Malfungsi

9K 2.3K 310
                                    

Note penulis : Pertama-tama mau jelasin, kalau prolog pas Ajeng dateng ke dream house itu mereka udah semester 5, chapter 1 sampai sekarang itu ceritanya Rendy Ajeng masih semester 3. Mohon dipahami. 🙏😅

Btw happy reading ~

MALFUNGSI

Ajeng melihat kesekeliling, café itu terlihat asing, ia baru pertama kali ke sana.

Ajeng celingak-celinguk lama memeluk laptop sampai Rendy melambai padanya, pemuda berkacamata itu menepuk meja sebagai tanda Ajeng harus duduk di hadapannya.

"Coba lihat punya gue, simple aja Jeng kayak gini. Punya lo yang dilihat dosen kemarin terlalu abstrak jadi wajar aja dia ngamuk," Ujar Rendy tanpa basa-basi, bahkan tanpa membiarkan Ajeng menyapanya.

"Guekan udah pernah bilang kalau jurusan kita peniliannya subjektif jadi harus memenuhi ekspektasi dosen, jangan main-main dulu sama imajinasi lo, buat bangunannya terstruktur. Paham?"

Ajeng mengangguk.

"Tapi dari mana lo tahu gue diamuk dosen?" Tanyanya yang membuat Rendy berdehem lalu mengusap tengkuknya.

"Gue seterkenal itu ya dengan otak pas-pasan ini?" Ajeng menghela nafas berat dan mengangguk paham.

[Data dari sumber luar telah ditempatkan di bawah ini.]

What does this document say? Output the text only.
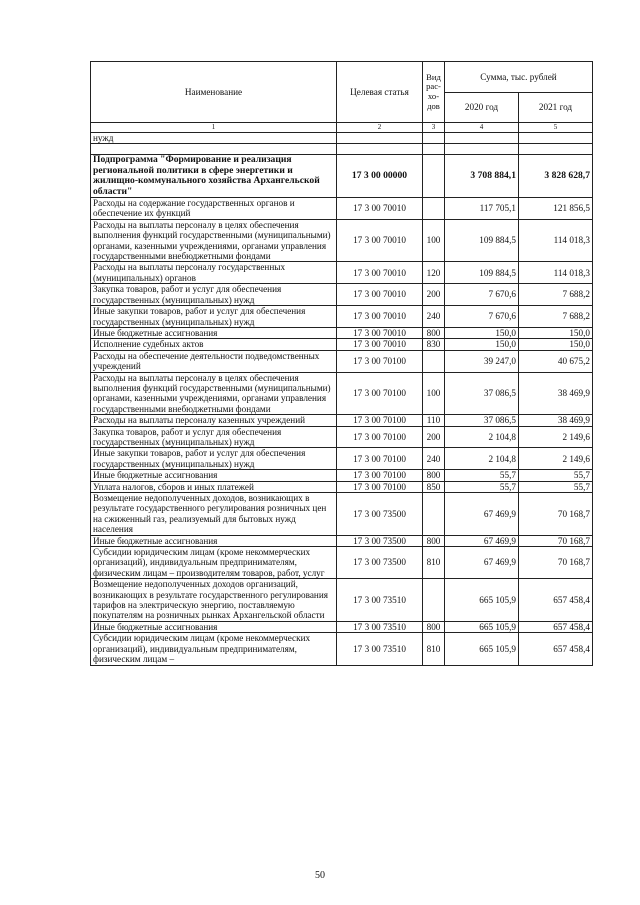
Наименование	Целевая статья	Вид рас-хо-дов	Сумма, тыс. рублей	
			2020 год	2021 год
1	2	3	4	5
нужд				

Подпрограмма "Формирование и реализация региональной политики в сфере энергетики и жилищно-коммунального хозяйства Архангельской области"	17 3 00 00000		3 708 884,1	3 828 628,7
Расходы на содержание государственных органов и обеспечение их функций	17 3 00 70010		117 705,1	121 856,5
Расходы на выплаты персоналу в целях обеспечения выполнения функций государственными (муниципальными) органами, казенными учреждениями, органами управления государственными внебюджетными фондами	17 3 00 70010	100	109 884,5	114 018,3
Расходы на выплаты персоналу государственных (муниципальных) органов	17 3 00 70010	120	109 884,5	114 018,3
Закупка товаров, работ и услуг для обеспечения государственных (муниципальных) нужд	17 3 00 70010	200	7 670,6	7 688,2
Иные закупки товаров, работ и услуг для обеспечения государственных (муниципальных) нужд	17 3 00 70010	240	7 670,6	7 688,2
Иные бюджетные ассигнования	17 3 00 70010	800	150,0	150,0
Исполнение судебных актов	17 3 00 70010	830	150,0	150,0
Расходы на обеспечение деятельности подведомственных учреждений	17 3 00 70100		39 247,0	40 675,2
Расходы на выплаты персоналу в целях обеспечения выполнения функций государственными (муниципальными) органами, казенными учреждениями, органами управления государственными внебюджетными фондами	17 3 00 70100	100	37 086,5	38 469,9
Расходы на выплаты персоналу казенных учреждений	17 3 00 70100	110	37 086,5	38 469,9
Закупка товаров, работ и услуг для обеспечения государственных (муниципальных) нужд	17 3 00 70100	200	2 104,8	2 149,6
Иные закупки товаров, работ и услуг для обеспечения государственных (муниципальных) нужд	17 3 00 70100	240	2 104,8	2 149,6
Иные бюджетные ассигнования	17 3 00 70100	800	55,7	55,7
Уплата налогов, сборов и иных платежей	17 3 00 70100	850	55,7	55,7
Возмещение недополученных доходов, возникающих в результате государственного регулирования розничных цен на сжиженный газ, реализуемый для бытовых нужд населения	17 3 00 73500		67 469,9	70 168,7
Иные бюджетные ассигнования	17 3 00 73500	800	67 469,9	70 168,7
Субсидии юридическим лицам (кроме некоммерческих организаций), индивидуальным предпринимателям, физическим лицам – производителям товаров, работ, услуг	17 3 00 73500	810	67 469,9	70 168,7
Возмещение недополученных доходов организаций, возникающих в результате государственного регулирования тарифов на электрическую энергию, поставляемую покупателям на розничных рынках Архангельской области	17 3 00 73510		665 105,9	657 458,4
Иные бюджетные ассигнования	17 3 00 73510	800	665 105,9	657 458,4
Субсидии юридическим лицам (кроме некоммерческих организаций), индивидуальным предпринимателям, физическим лицам –	17 3 00 73510	810	665 105,9	657 458,4
50
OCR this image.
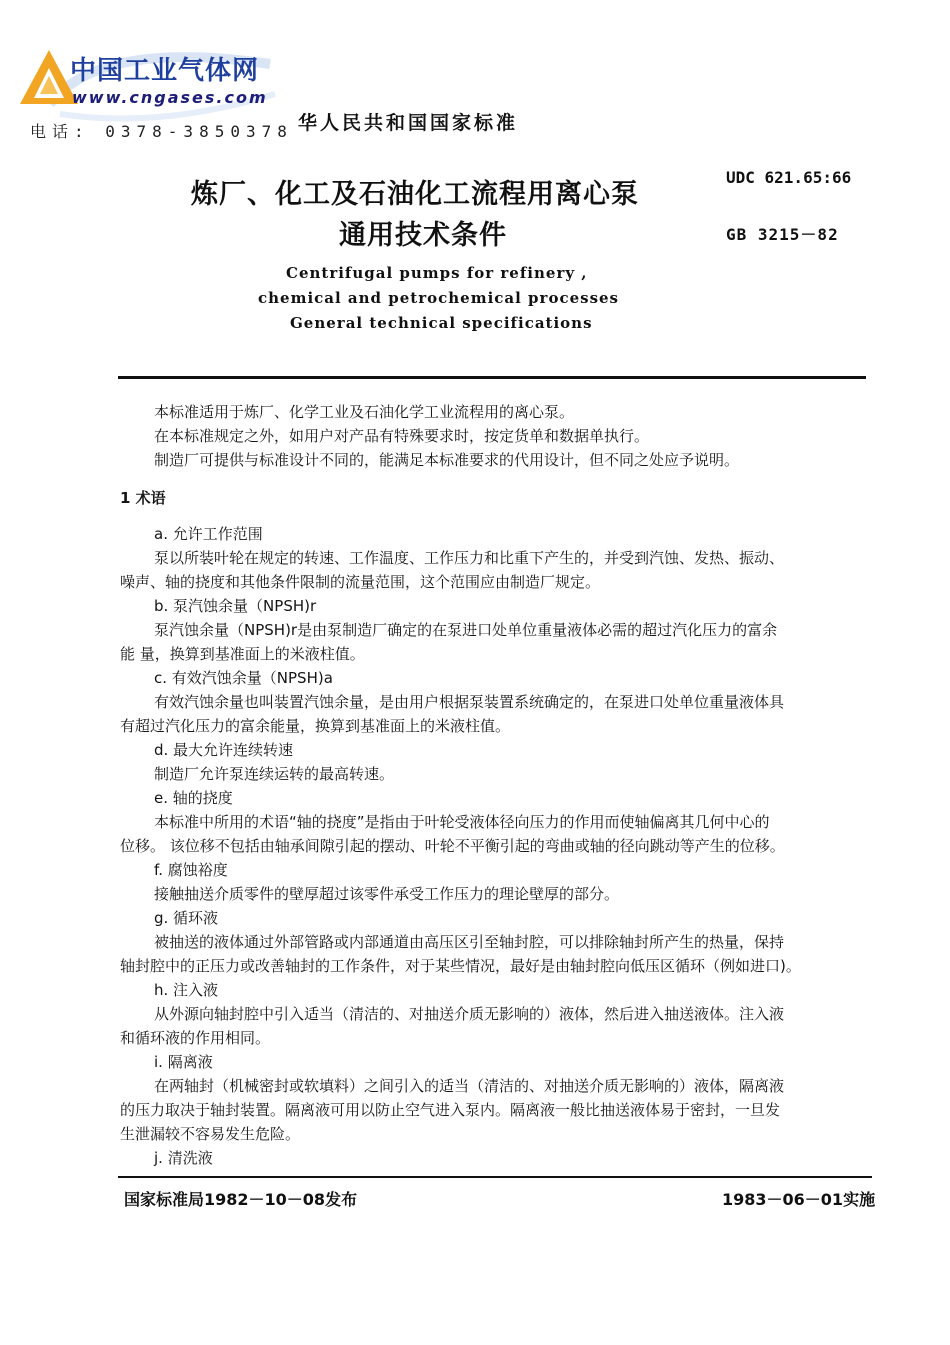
中国工业气体网
www.cngases.com
电话: 0378-3850378 华人民共和国国家标准
炼厂、化工及石油化工流程用离心泵
通用技术条件
UDC 621.65:66
GB 3215－82
Centrifugal pumps for refinery ,
chemical and petrochemical processes
General technical specifications
本标准适用于炼厂、化学工业及石油化学工业流程用的离心泵。
在本标准规定之外，如用户对产品有特殊要求时，按定货单和数据单执行。
制造厂可提供与标准设计不同的，能满足本标准要求的代用设计，但不同之处应予说明。
1 术语
a. 允许工作范围
泵以所装叶轮在规定的转速、工作温度、工作压力和比重下产生的，并受到汽蚀、发热、振动、
噪声、轴的挠度和其他条件限制的流量范围，这个范围应由制造厂规定。
b. 泵汽蚀余量（NPSH)r
泵汽蚀余量（NPSH)r是由泵制造厂确定的在泵进口处单位重量液体必需的超过汽化压力的富余
能 量，换算到基准面上的米液柱值。
c. 有效汽蚀余量（NPSH)a
有效汽蚀余量也叫装置汽蚀余量，是由用户根据泵装置系统确定的，在泵进口处单位重量液体具
有超过汽化压力的富余能量，换算到基准面上的米液柱值。
d. 最大允许连续转速
制造厂允许泵连续运转的最高转速。
e. 轴的挠度
本标准中所用的术语“轴的挠度”是指由于叶轮受液体径向压力的作用而使轴偏离其几何中心的
位移。 该位移不包括由轴承间隙引起的摆动、叶轮不平衡引起的弯曲或轴的径向跳动等产生的位移。
f. 腐蚀裕度
接触抽送介质零件的壁厚超过该零件承受工作压力的理论壁厚的部分。
g. 循环液
被抽送的液体通过外部管路或内部通道由高压区引至轴封腔，可以排除轴封所产生的热量，保持
轴封腔中的正压力或改善轴封的工作条件，对于某些情况，最好是由轴封腔向低压区循环（例如进口)。
h. 注入液
从外源向轴封腔中引入适当（清洁的、对抽送介质无影响的）液体，然后进入抽送液体。注入液
和循环液的作用相同。
i. 隔离液
在两轴封（机械密封或软填料）之间引入的适当（清洁的、对抽送介质无影响的）液体，隔离液
的压力取决于轴封装置。隔离液可用以防止空气进入泵内。隔离液一般比抽送液体易于密封，一旦发
生泄漏较不容易发生危险。
j. 清洗液
国家标准局1982－10－08发布	1983－06－01实施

"Bener kali ya gue gak usah kuliah arsitektur?" Getirnya.

Rendy menaruh banyak prihatin, rasanya aneh dan ingin marah melihat Ajeng tersenyum getir seperti sekarang.

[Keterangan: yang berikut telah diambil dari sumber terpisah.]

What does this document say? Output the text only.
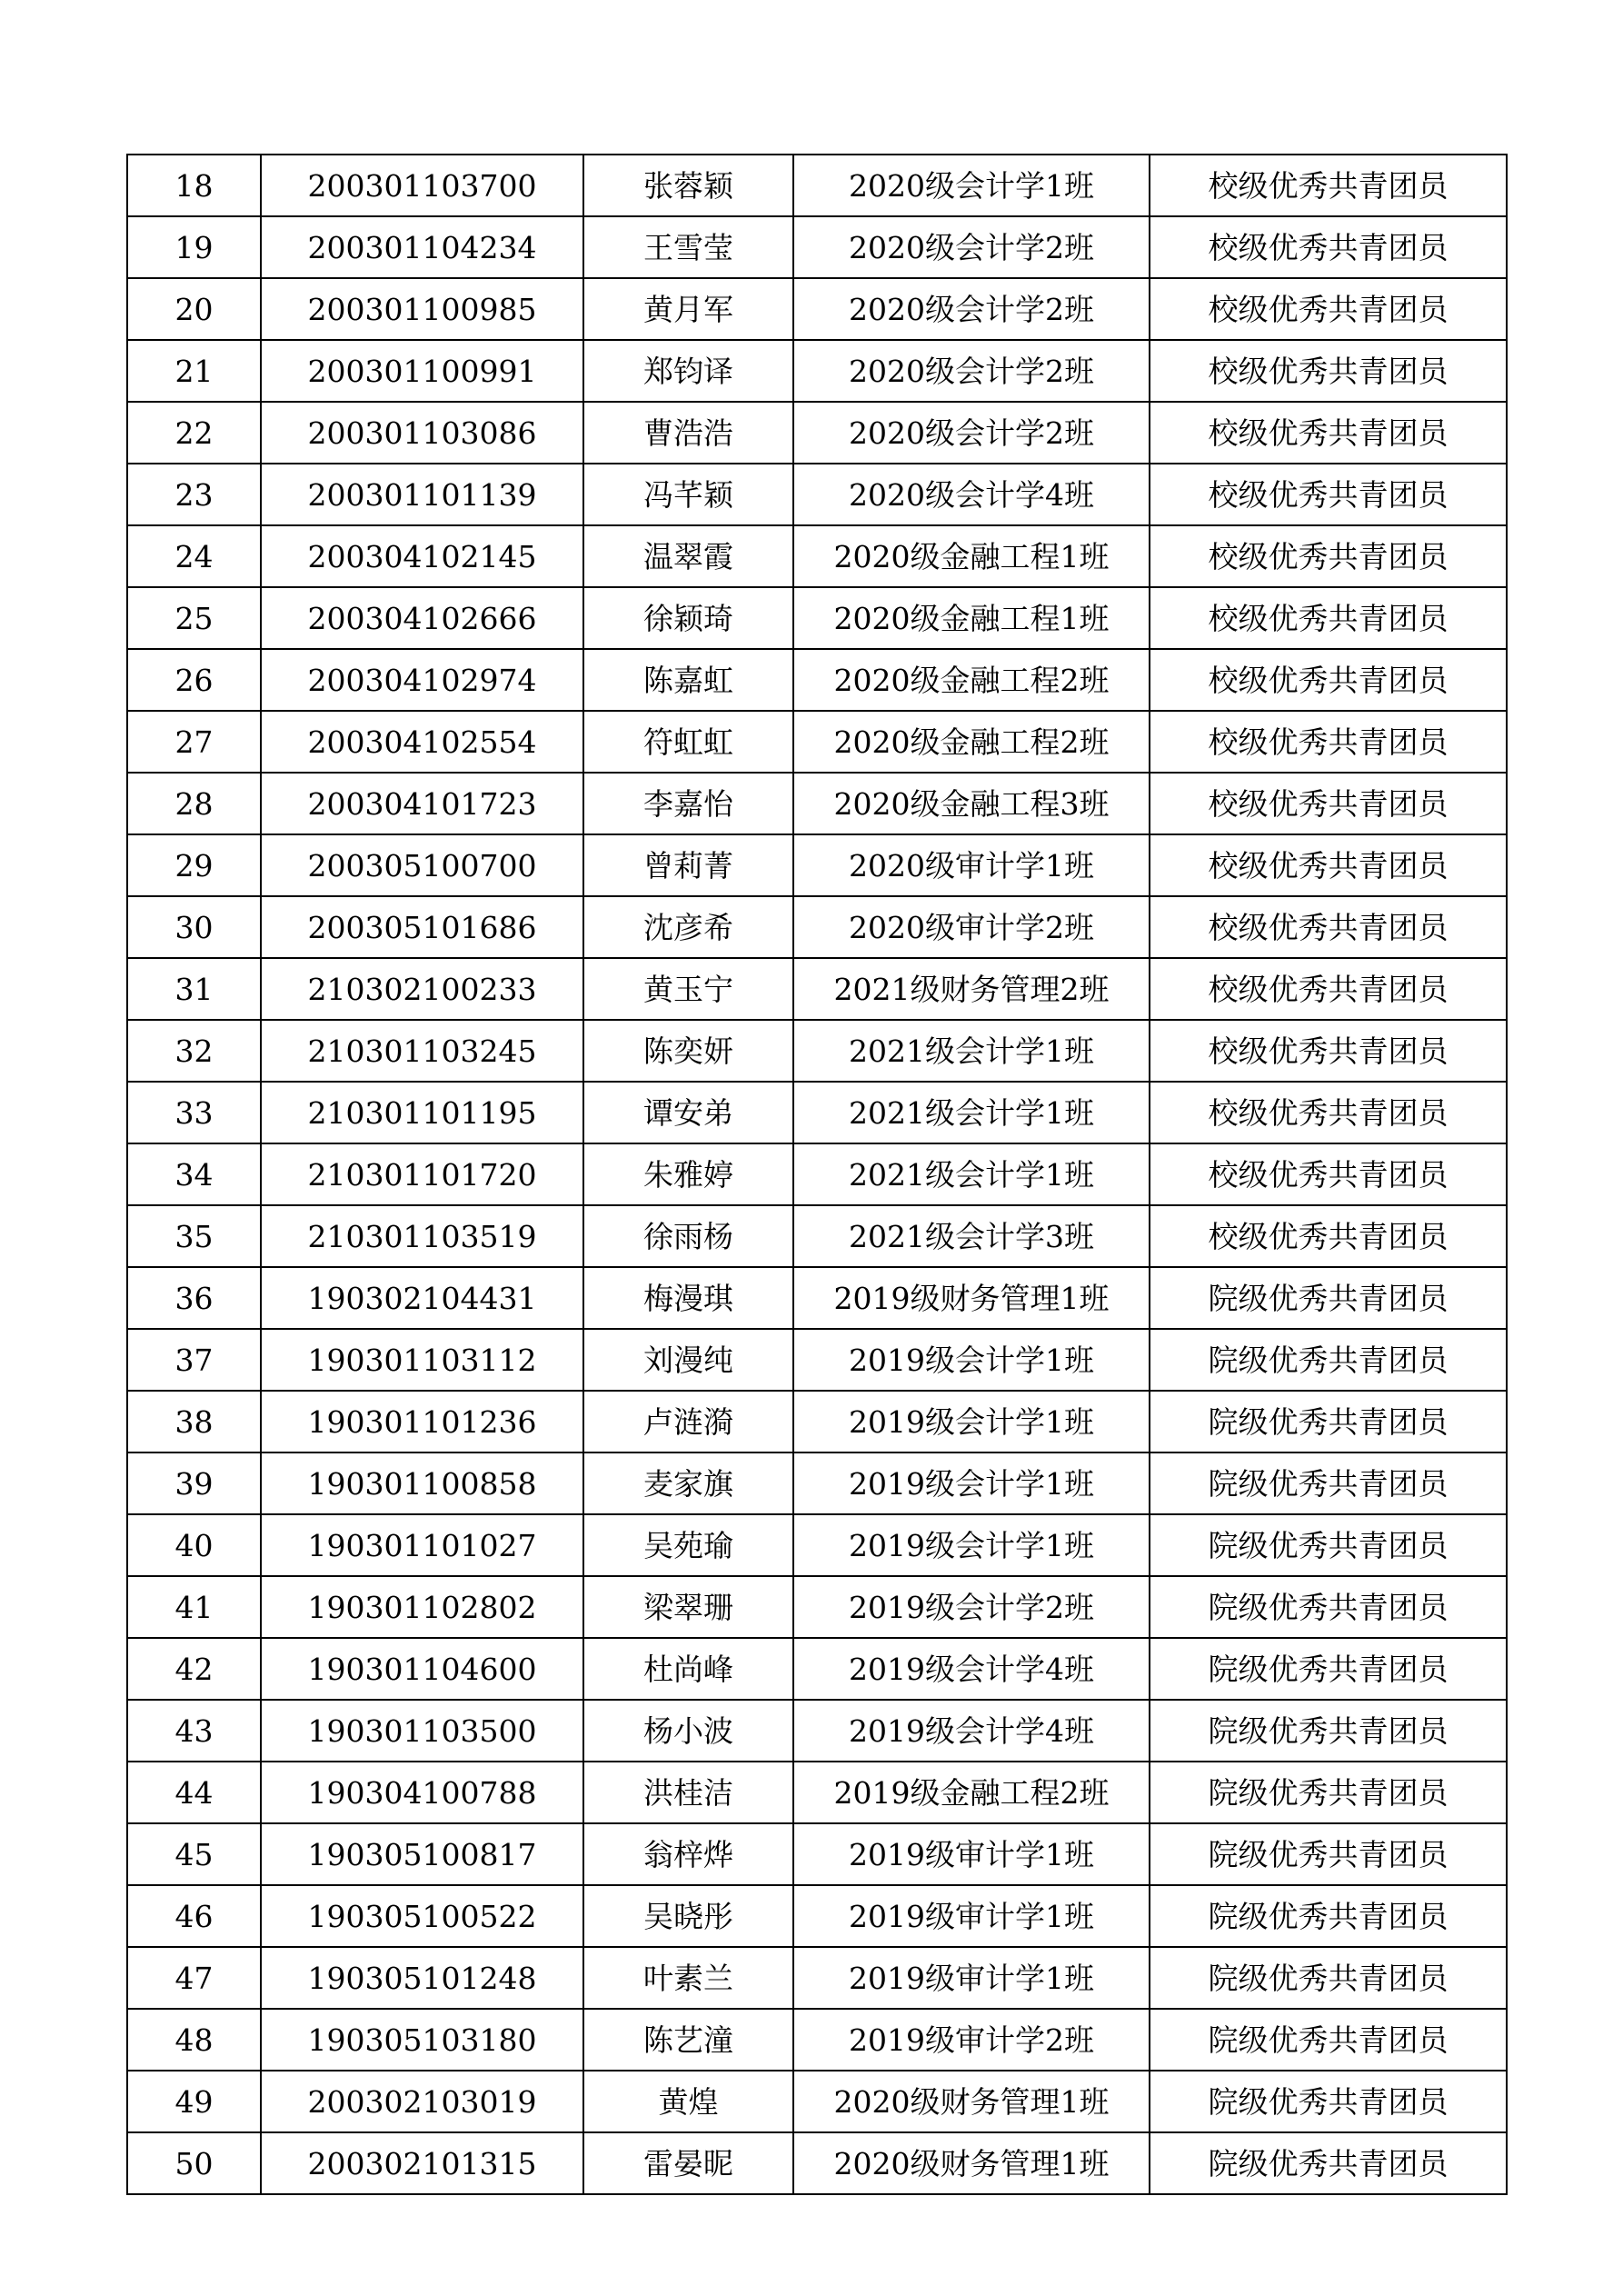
18	200301103700	张蓉颖	2020级会计学1班	校级优秀共青团员
19	200301104234	王雪莹	2020级会计学2班	校级优秀共青团员
20	200301100985	黄月军	2020级会计学2班	校级优秀共青团员
21	200301100991	郑钧译	2020级会计学2班	校级优秀共青团员
22	200301103086	曹浩浩	2020级会计学2班	校级优秀共青团员
23	200301101139	冯芊颖	2020级会计学4班	校级优秀共青团员
24	200304102145	温翠霞	2020级金融工程1班	校级优秀共青团员
25	200304102666	徐颖琦	2020级金融工程1班	校级优秀共青团员
26	200304102974	陈嘉虹	2020级金融工程2班	校级优秀共青团员
27	200304102554	符虹虹	2020级金融工程2班	校级优秀共青团员
28	200304101723	李嘉怡	2020级金融工程3班	校级优秀共青团员
29	200305100700	曾莉菁	2020级审计学1班	校级优秀共青团员
30	200305101686	沈彦希	2020级审计学2班	校级优秀共青团员
31	210302100233	黄玉宁	2021级财务管理2班	校级优秀共青团员
32	210301103245	陈奕妍	2021级会计学1班	校级优秀共青团员
33	210301101195	谭安弟	2021级会计学1班	校级优秀共青团员
34	210301101720	朱雅婷	2021级会计学1班	校级优秀共青团员
35	210301103519	徐雨杨	2021级会计学3班	校级优秀共青团员
36	190302104431	梅漫琪	2019级财务管理1班	院级优秀共青团员
37	190301103112	刘漫纯	2019级会计学1班	院级优秀共青团员
38	190301101236	卢涟漪	2019级会计学1班	院级优秀共青团员
39	190301100858	麦家旗	2019级会计学1班	院级优秀共青团员
40	190301101027	吴苑瑜	2019级会计学1班	院级优秀共青团员
41	190301102802	梁翠珊	2019级会计学2班	院级优秀共青团员
42	190301104600	杜尚峰	2019级会计学4班	院级优秀共青团员
43	190301103500	杨小波	2019级会计学4班	院级优秀共青团员
44	190304100788	洪桂洁	2019级金融工程2班	院级优秀共青团员
45	190305100817	翁梓烨	2019级审计学1班	院级优秀共青团员
46	190305100522	吴晓彤	2019级审计学1班	院级优秀共青团员
47	190305101248	叶素兰	2019级审计学1班	院级优秀共青团员
48	190305103180	陈艺潼	2019级审计学2班	院级优秀共青团员
49	200302103019	黄煌	2020级财务管理1班	院级优秀共青团员
50	200302101315	雷晏昵	2020级财务管理1班	院级优秀共青团员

Selalu ada dosen yang seperti itu, merasa diri Tuhan, mental mahasiswanya dihancurkan, karakternya dibunuh dan cita-citanya dipangkas.

Eh, untuk cita-cita Ajeng katanya tidak mau jadi Arsitek kok tapi mau jadi istri arsitek.

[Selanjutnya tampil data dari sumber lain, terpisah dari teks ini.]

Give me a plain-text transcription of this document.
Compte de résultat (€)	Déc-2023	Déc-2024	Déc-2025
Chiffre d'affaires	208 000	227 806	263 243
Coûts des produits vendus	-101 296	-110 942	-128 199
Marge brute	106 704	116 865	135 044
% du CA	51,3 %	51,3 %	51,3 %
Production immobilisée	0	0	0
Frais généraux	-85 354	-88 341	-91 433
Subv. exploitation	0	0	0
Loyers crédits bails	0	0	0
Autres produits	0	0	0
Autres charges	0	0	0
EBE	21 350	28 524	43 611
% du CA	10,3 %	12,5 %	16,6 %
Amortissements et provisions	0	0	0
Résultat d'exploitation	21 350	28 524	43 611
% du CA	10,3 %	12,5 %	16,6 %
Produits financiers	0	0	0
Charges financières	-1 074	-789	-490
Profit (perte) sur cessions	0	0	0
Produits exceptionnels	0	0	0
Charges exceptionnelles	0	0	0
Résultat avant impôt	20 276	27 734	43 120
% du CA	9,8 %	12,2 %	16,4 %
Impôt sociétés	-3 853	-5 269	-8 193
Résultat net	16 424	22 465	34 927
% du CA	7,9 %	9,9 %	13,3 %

Rendy baru tahu kalau mau jadi istri arsitek harus kuliah arsitektur juga.

"Perancangan sama struktur gue ngejlimet banget, anak gue jangan masuk jurusan ini dah, pusing! Biarin emaknya aja yang pusing, anaknya mending coba jurusan lain aja, arsitektur terlalu bikin stress!" Oceh Ajeng.

"Padahal gue pengen anak gue juga jadi arsitek."

Mulut Ajeng mengoceh namun tangannya tetap lincah mengklik mouse, matanya juga tetap fokus menatap layar hingga tidak bisa mendengar jelas apa yang baru saja dikatakan Rendy.

"Hah?"

"Apa?" Rendy memasang tampang tak berdosa.

"Kayaknya elo tadi ngomong sesuatu?"

"Enggak."

"Ah masa? Berarti gue salah denger." Ajeng melanjutkan designnya.

Fiuh, Rendy lolos kali ini.

Padahal tadi Rendy hanya bicara dalam hati, kenapa tiba-tiba mulutnya mengucapkannya?

Entahlah semenjak mengenal Ajeng, tubuhnya jadi malfungsi begini.

"Apa anak gue masuk arsi aja apa ya? Biar merasakan penderitaan orang tuanya?"

Celetukan Ajeng hanya bisa membuat Rendy memijat keninngnya.

"Tiga hari lagi ada pameran maket kayu bareng anak sipil. Kelompok lo bikin apa?" Tanya Rendy, Ajeng menaikkan kedua bahu sebagai tanda bodoh amat.

"Ada yang mau masukin gue kelompok aja syukur gue, paling entar gue ama Taro, ama Nada, dan mereka yang ngerjain,"

Rendy mendecih tidak habis pikir, namun Ajeng hanya menyengir tanpa beban.

"Lo tahu ga waktu semester 1 kemarin gue pernah seminggu full di kampus gara-gara bikin maket di lab kayu, trauma gue lama-lama kalau berurusan sama kayu Ren, ga bisa, ga bisa."